Hypertrophic Cardiomyopathy-Associated CRYABR123W Activates Calcineurin, Reduces Calcium Sequestration, Alters the CRYAB Interactome and the Proteomic Response to Pathological Hypertrophy

Hypertrophic cardiomyopathy (HCM) is the most common inherited cardiovascular condition in the world affecting around 1:500 people. HCM is characterized by ventricular wall thickening, decreased ventricular chamber volume and diastolic dysfunction. Inherited HCM is most commonly caused by sarcomere gene mutations, however approximately 50% of patients do not present with a known mutation highlighting the need for further research into additional pathologic mutations. CRYABR123W was previously identified as a novel sarcomere-independent mutation causing HCM associated with pathologic NFAT signaling in the setting of pressure overload. We generated stable H9C2 cell lines expressing FLAG tagged wild type and mutant CRYAB, which demonstrated that CRYABR123W has increased calcineurin activity. Using Alphafold to predict structural and interaction changes we generated a model where CRYABR123W uniquely binds to the autoinhibitory domain of calcineurin.

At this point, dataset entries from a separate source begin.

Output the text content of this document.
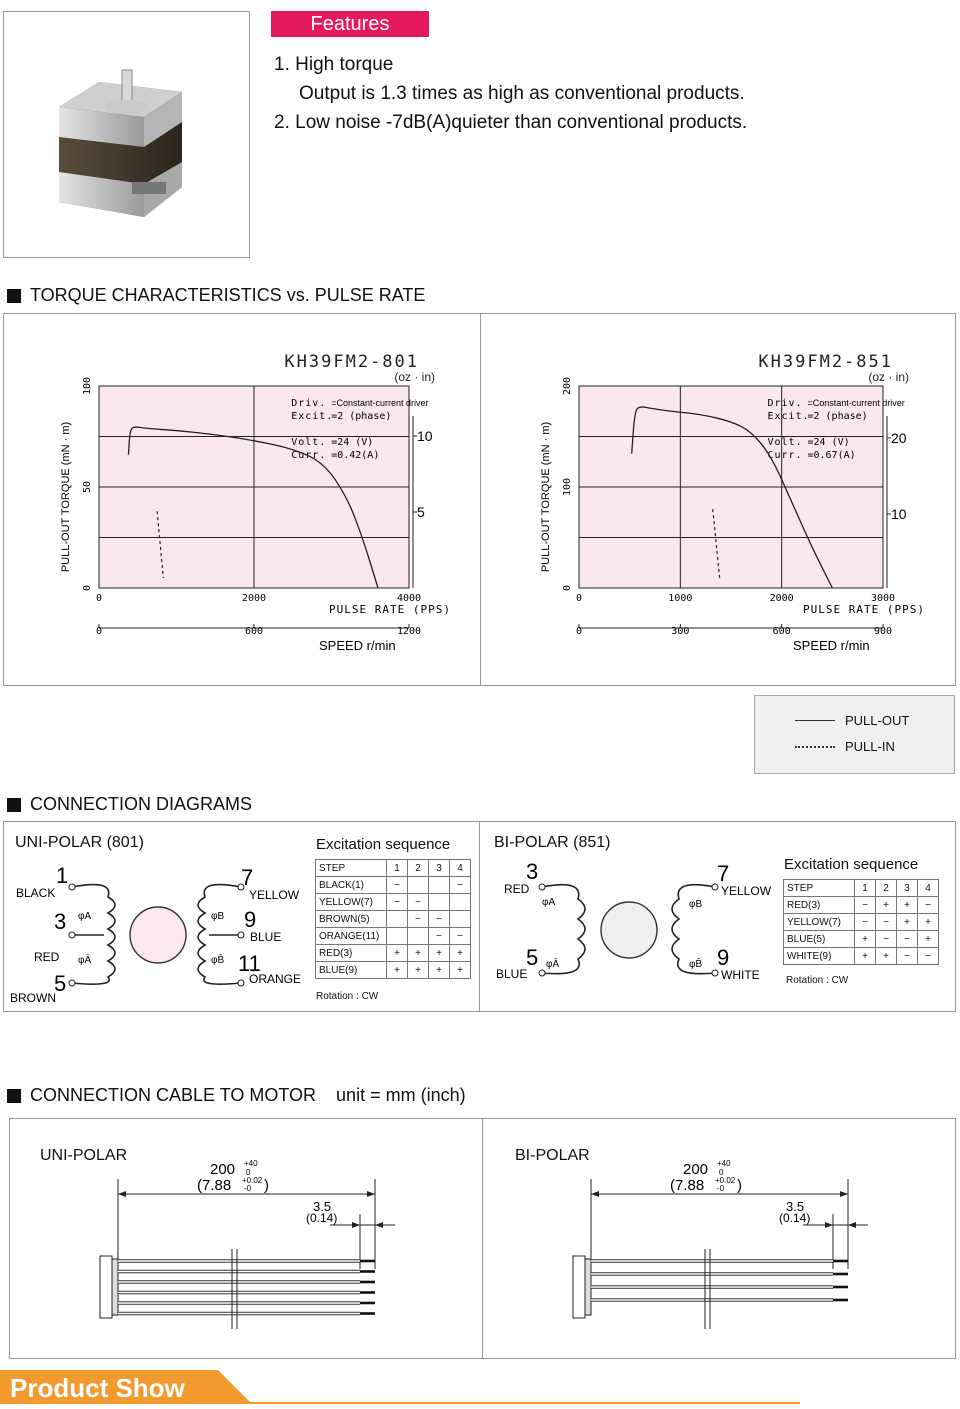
Features
1. High torque
Output is 1.3 times as high as conventional products.
2. Low noise -7dB(A)quieter than conventional products.
TORQUE CHARACTERISTICS vs. PULSE RATE
KH39FM2-801
(oz · in)
0	2000	4000
PULSE RATE (PPS)
0
50
100
PULL-OUT TORQUE (mN · m)	5
10
0	600	1200
SPEED r/min
Driv. =Constant-current driver
Excit.
=2 (phase)
Volt. =24 (V)
Curr. =0.42(A)
KH39FM2-851
(oz · in)
0	1000	2000	3000
PULSE RATE (PPS)
0
100
200
PULL-OUT TORQUE (mN · m)	10
20
0	300	600	900
SPEED r/min
Driv. =Constant-current driver
Excit.
=2 (phase)
Volt. =24 (V)
Curr. =0.67(A)
PULL-OUT
PULL-IN
CONNECTION DIAGRAMS
UNI-POLAR (801)
1
BLACK
3
RED
5
BROWN
φA
φĀ
7
YELLOW
9
BLUE
11
ORANGE
φB
φB̄
Excitation sequence
STEP	1	2	3	4
BLACK(1)	−			−
YELLOW(7)	−	−		
BROWN(5)		−	−	
ORANGE(11)			−	−
RED(3)	+	+	+	+
BLUE(9)	+	+	+	+
Rotation : CW
BI-POLAR (851)
3
RED
5
BLUE
φA
φĀ
7
YELLOW
9
WHITE
φB
φB̄
Excitation sequence
STEP	1	2	3	4
RED(3)	−	+	+	−
YELLOW(7)	−	−	+	+
BLUE(5)	+	−	−	+
WHITE(9)	+	+	−	−
Rotation : CW
CONNECTION CABLE TO MOTOR unit = mm (inch)
UNI-POLAR	BI-POLAR
200 +40
0
(7.88 +0.02
-0 )
3.5
(0.14)
200 +40
0
(7.88 +0.02
-0 )
3.5
(0.14)
Product Show
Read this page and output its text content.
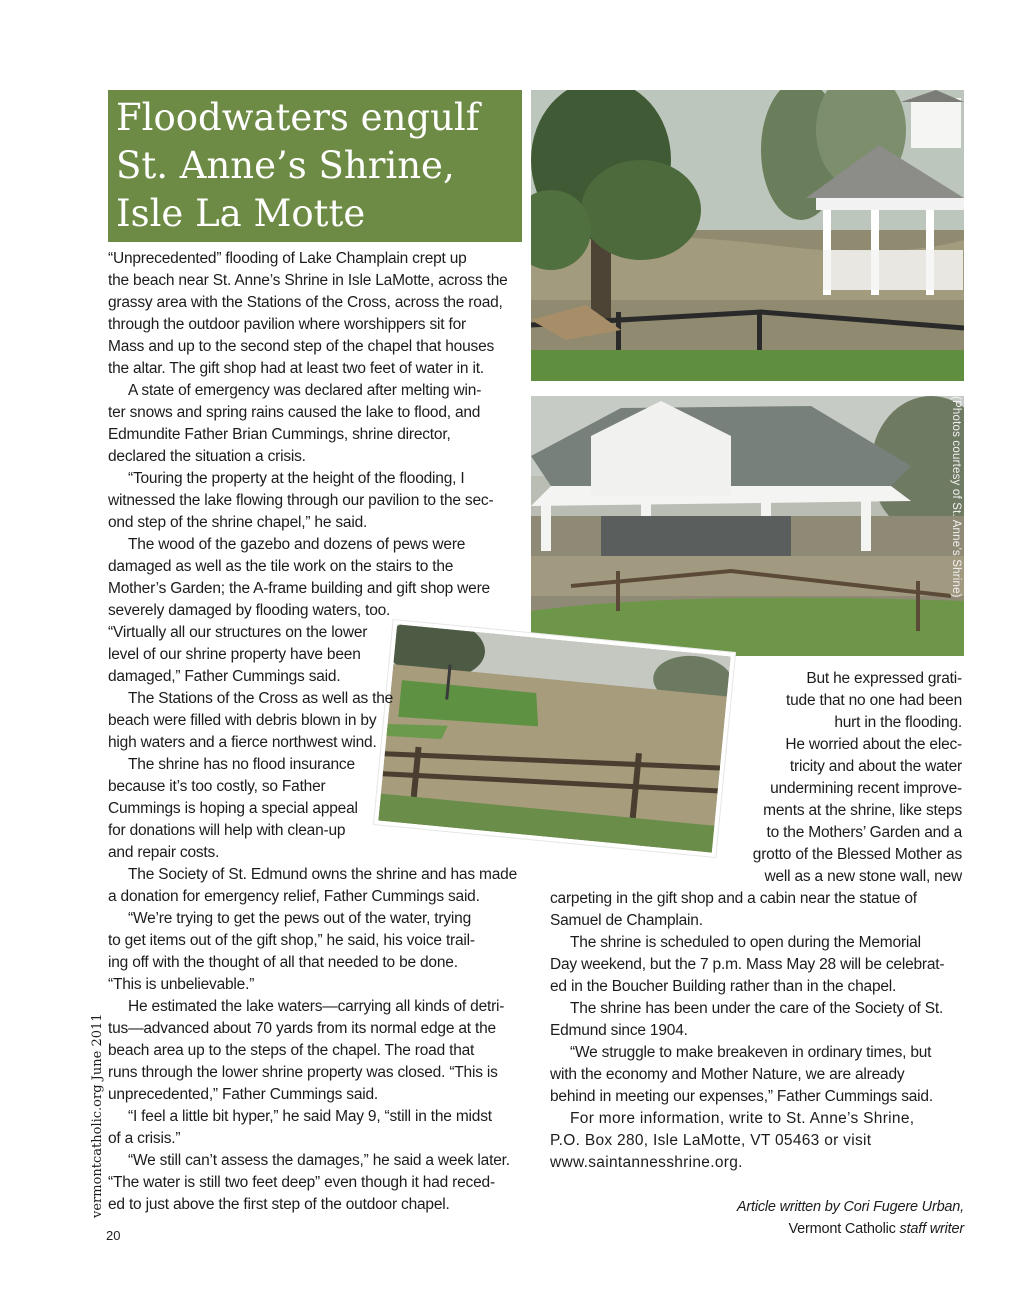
Floodwaters engulf
St. Anne’s Shrine,
Isle La Motte
(Photos courtesy of St. Anne’s Shrine)

“Unprecedented” flooding of Lake Champlain crept up
the beach near St. Anne’s Shrine in Isle LaMotte, across the
grassy area with the Stations of the Cross, across the road,
through the outdoor pavilion where worshippers sit for
Mass and up to the second step of the chapel that houses
the altar. The gift shop had at least two feet of water in it.

A state of emergency was declared after melting win-
ter snows and spring rains caused the lake to flood, and
Edmundite Father Brian Cummings, shrine director,
declared the situation a crisis.

“Touring the property at the height of the flooding, I
witnessed the lake flowing through our pavilion to the sec-
ond step of the shrine chapel,” he said.

The wood of the gazebo and dozens of pews were
damaged as well as the tile work on the stairs to the
Mother’s Garden; the A-frame building and gift shop were
severely damaged by flooding waters, too.

“Virtually all our structures on the lower
level of our shrine property have been
damaged,” Father Cummings said.

The Stations of the Cross as well as the
beach were filled with debris blown in by
high waters and a fierce northwest wind.

The shrine has no flood insurance
because it’s too costly, so Father
Cummings is hoping a special appeal
for donations will help with clean-up
and repair costs.

The Society of St. Edmund owns the shrine and has made
a donation for emergency relief, Father Cummings said.

“We’re trying to get the pews out of the water, trying
to get items out of the gift shop,” he said, his voice trail-
ing off with the thought of all that needed to be done.
“This is unbelievable.”

He estimated the lake waters—carrying all kinds of detri-
tus—advanced about 70 yards from its normal edge at the
beach area up to the steps of the chapel. The road that
runs through the lower shrine property was closed. “This is
unprecedented,” Father Cummings said.

“I feel a little bit hyper,” he said May 9, “still in the midst
of a crisis.”

“We still can’t assess the damages,” he said a week later.
“The water is still two feet deep” even though it had reced-
ed to just above the first step of the outdoor chapel.

But he expressed grati-
tude that no one had been
hurt in the flooding.

He worried about the elec-
tricity and about the water
undermining recent improve-
ments at the shrine, like steps
to the Mothers’ Garden and a
grotto of the Blessed Mother as
well as a new stone wall, new

carpeting in the gift shop and a cabin near the statue of
Samuel de Champlain.

The shrine is scheduled to open during the Memorial
Day weekend, but the 7 p.m. Mass May 28 will be celebrat-
ed in the Boucher Building rather than in the chapel.

The shrine has been under the care of the Society of St.
Edmund since 1904.

“We struggle to make breakeven in ordinary times, but
with the economy and Mother Nature, we are already
behind in meeting our expenses,” Father Cummings said.

For more information, write to St. Anne’s Shrine,
P.O. Box 280, Isle LaMotte, VT 05463 or visit
www.saintannesshrine.org.

Article written by Cori Fugere Urban,

Vermont Catholic staff writer

vermontcatholic.org June 2011
20
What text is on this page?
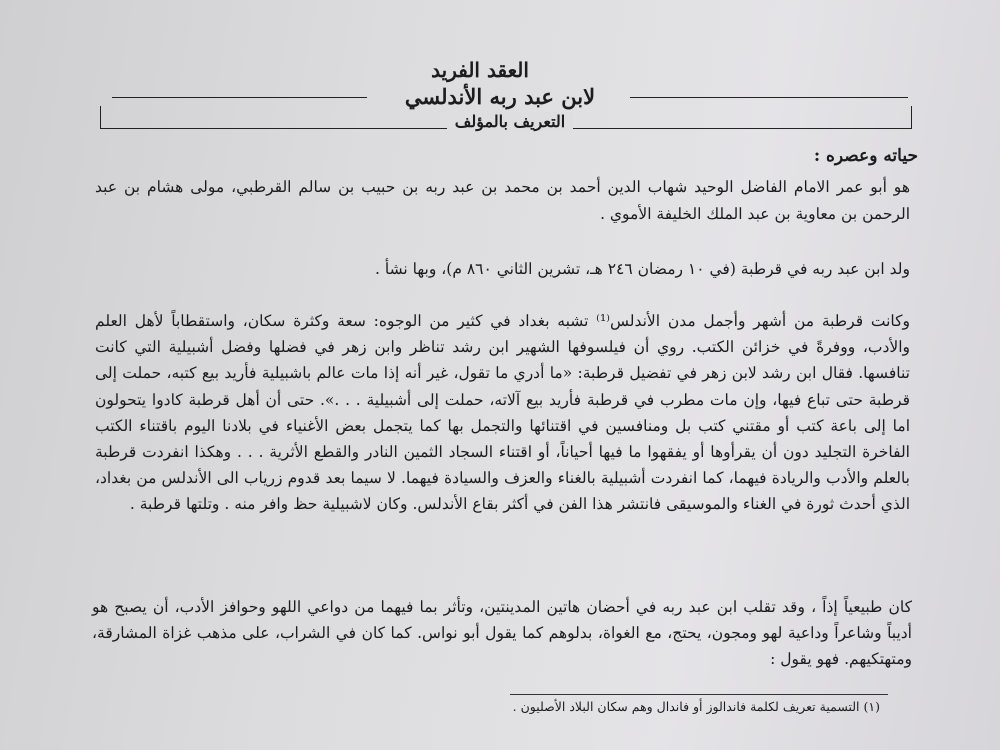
العقد الفريد
لابن عبد ربه الأندلسي
التعريف بالمؤلف
حياته وعصره :
هو أبو عمر الامام الفاضل الوحيد شهاب الدين أحمد بن محمد بن عبد ربه بن حبيب بن سالم القرطبي، مولى هشام بن عبد الرحمن بن معاوية بن عبد الملك الخليفة الأموي .
ولد ابن عبد ربه في قرطبة (في ١٠ رمضان ٢٤٦ هـ، تشرين الثاني ٨٦٠ م)، وبها نشأ .
وكانت قرطبة من أشهر وأجمل مدن الأندلس⁽¹⁾ تشبه بغداد في كثير من الوجوه: سعة وكثرة سكان، واستقطاباً لأهل العلم والأدب، ووفرةً في خزائن الكتب. روي أن فيلسوفها الشهير ابن رشد تناظر وابن زهر في فضلها وفضل أشبيلية التي كانت تنافسها. فقال ابن رشد لابن زهر في تفضيل قرطبة: «ما أدري ما تقول، غير أنه إذا مات عالم باشبيلية فأريد بيع كتبه، حملت إلى قرطبة حتى تباع فيها، وإن مات مطرب في قرطبة فأريد بيع آلاته، حملت إلى أشبيلية . . .». حتى أن أهل قرطبة كادوا يتحولون اما إلى باعة كتب أو مقتني كتب بل ومنافسين في اقتنائها والتجمل بها كما يتجمل بعض الأغنياء في بلادنا اليوم باقتناء الكتب الفاخرة التجليد دون أن يقرأوها أو يفقهوا ما فيها أحياناً، أو اقتناء السجاد الثمين النادر والقطع الأثرية . . . وهكذا انفردت قرطبة بالعلم والأدب والريادة فيهما، كما انفردت أشبيلية بالغناء والعزف والسيادة فيهما. لا سيما بعد قدوم زرياب الى الأندلس من بغداد، الذي أحدث ثورة في الغناء والموسيقى فانتشر هذا الفن في أكثر بقاع الأندلس. وكان لاشبيلية حظ وافر منه . وتلتها قرطبة .
كان طبيعياً إذاً ، وقد تقلب ابن عبد ربه في أحضان هاتين المدينتين، وتأثر بما فيهما من دواعي اللهو وحوافز الأدب، أن يصبح هو أديباً وشاعراً وداعية لهو ومجون، يحتج، مع الغواة، بدلوهم كما يقول أبو نواس. كما كان في الشراب، على مذهب غزاة المشارقة، ومتهتكيهم. فهو يقول :
(١) التسمية تعريف لكلمة فاندالوز أو فاندال وهم سكان البلاد الأصليون .
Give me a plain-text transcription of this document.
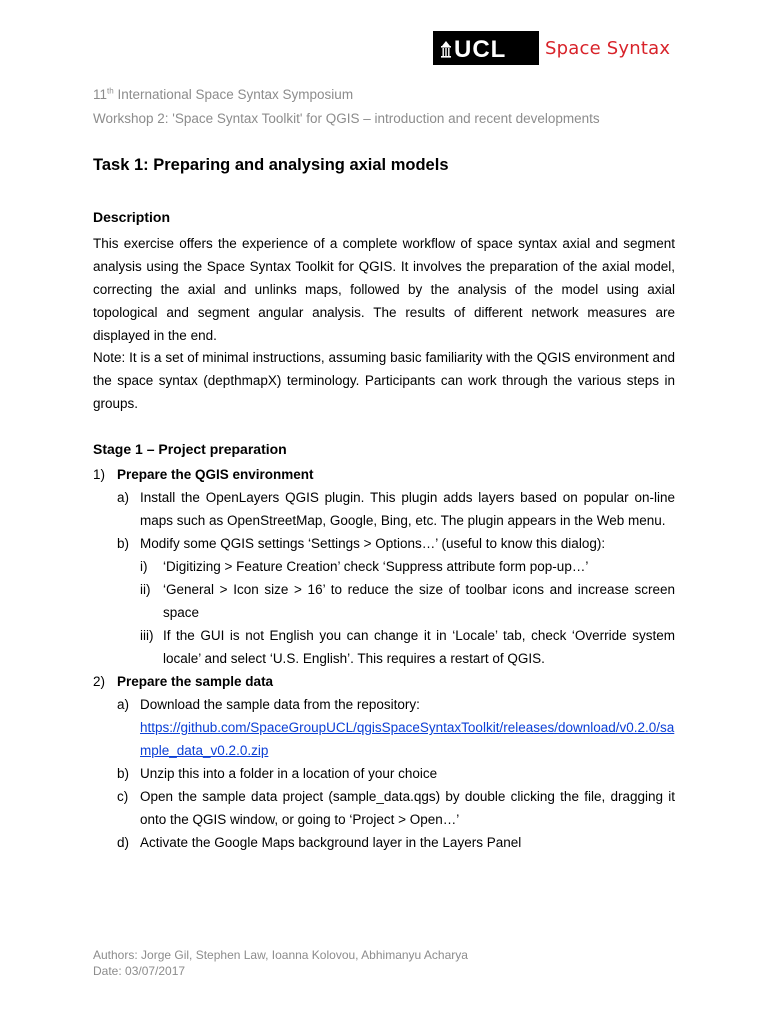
UCL Space Syntax
11th International Space Syntax Symposium
Workshop 2: 'Space Syntax Toolkit' for QGIS – introduction and recent developments
Task 1: Preparing and analysing axial models
Description
This exercise offers the experience of a complete workflow of space syntax axial and segment analysis using the Space Syntax Toolkit for QGIS. It involves the preparation of the axial model, correcting the axial and unlinks maps, followed by the analysis of the model using axial topological and segment angular analysis. The results of different network measures are displayed in the end.
Note: It is a set of minimal instructions, assuming basic familiarity with the QGIS environment and the space syntax (depthmapX) terminology. Participants can work through the various steps in groups.
Stage 1 – Project preparation
1) Prepare the QGIS environment
a) Install the OpenLayers QGIS plugin. This plugin adds layers based on popular on-line maps such as OpenStreetMap, Google, Bing, etc. The plugin appears in the Web menu.
b) Modify some QGIS settings ‘Settings > Options…’ (useful to know this dialog):
i)	‘Digitizing > Feature Creation’ check ‘Suppress attribute form pop-up…’
ii) ‘General > Icon size > 16’ to reduce the size of toolbar icons and increase screen space
iii) If the GUI is not English you can change it in ‘Locale’ tab, check ‘Override system locale’ and select ‘U.S. English’. This requires a restart of QGIS.
2) Prepare the sample data
a) Download the sample data from the repository:
https://github.com/SpaceGroupUCL/qgisSpaceSyntaxToolkit/releases/download/v0.2.0/sample_data_v0.2.0.zip
b) Unzip this into a folder in a location of your choice
c) Open the sample data project (sample_data.qgs) by double clicking the file, dragging it onto the QGIS window, or going to ‘Project > Open…’
d) Activate the Google Maps background layer in the Layers Panel
Authors: Jorge Gil, Stephen Law, Ioanna Kolovou, Abhimanyu Acharya
Date: 03/07/2017
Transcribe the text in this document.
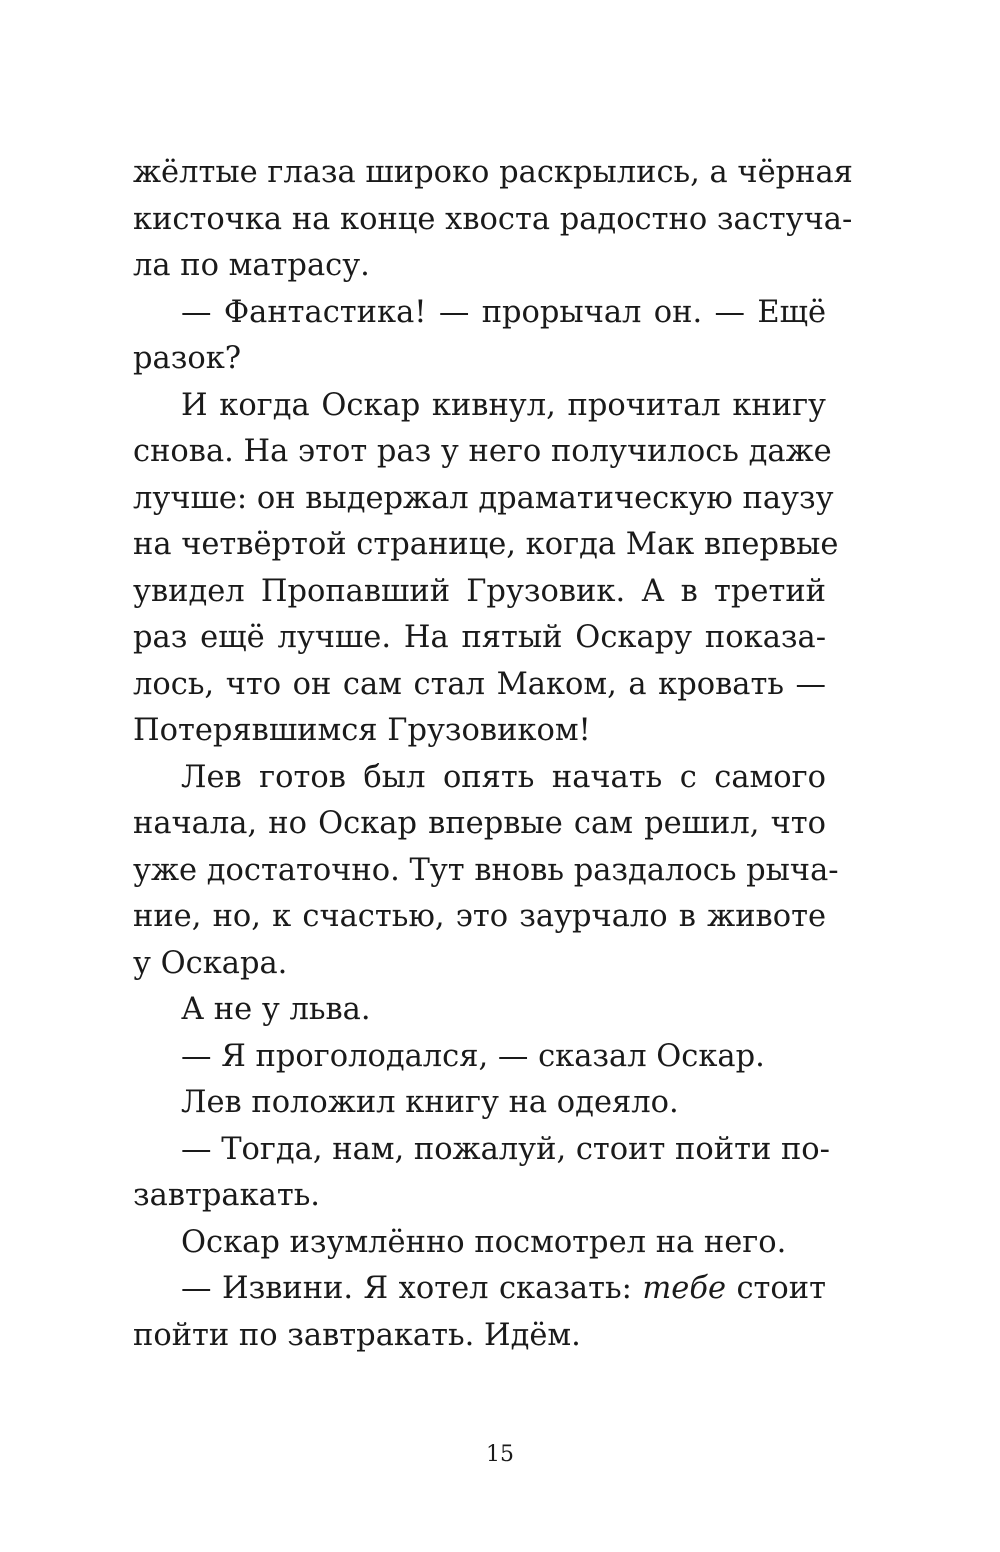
жёлтые глаза широко раскрылись, а чёрная
кисточка на конце хвоста радостно застуча-
ла по матрасу.
— Фантастика! — прорычал он. — Ещё
разок?
И когда Оскар кивнул, прочитал книгу
снова. На этот раз у него получилось даже
лучше: он выдержал драматическую паузу
на четвёртой странице, когда Мак впервые
увидел Пропавший Грузовик. А в третий
раз ещё лучше. На пятый Оскару показа-
лось, что он сам стал Маком, а кровать —
Потерявшимся Грузовиком!
Лев готов был опять начать с самого
начала, но Оскар впервые сам решил, что
уже достаточно. Тут вновь раздалось рыча-
ние, но, к счастью, это заурчало в животе
у Оскара.
А не у льва.
— Я проголодался, — сказал Оскар.
Лев положил книгу на одеяло.
— Тогда, нам, пожалуй, стоит пойти по-
завтракать.
Оскар изумлённо посмотрел на него.
— Извини. Я хотел сказать: тебе стоит
пойти по завтракать. Идём.
15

Co-immunoprecipitation using the CRYAB FLAG tag followed by mass spectrometry showed novel and distinct changes in the protein interaction patterns of CRYABR123W. Finally, mouse hearts extracted from our wild type and CRYABR123W model with and without pressure overload caused by transverse aortic constriction (TAC) were used in global proteomic and phosphoproteomic mass spectrometry analysis which showed dysregulation in cytoskeletal, metabolomic, cardiac and immune function. Our data illustrates how CRYABR123W drives calcineurin activation and exhibits distinct changes in protein interaction and cellular pathways during the development of HCM and pathological cardiac hypertrophy.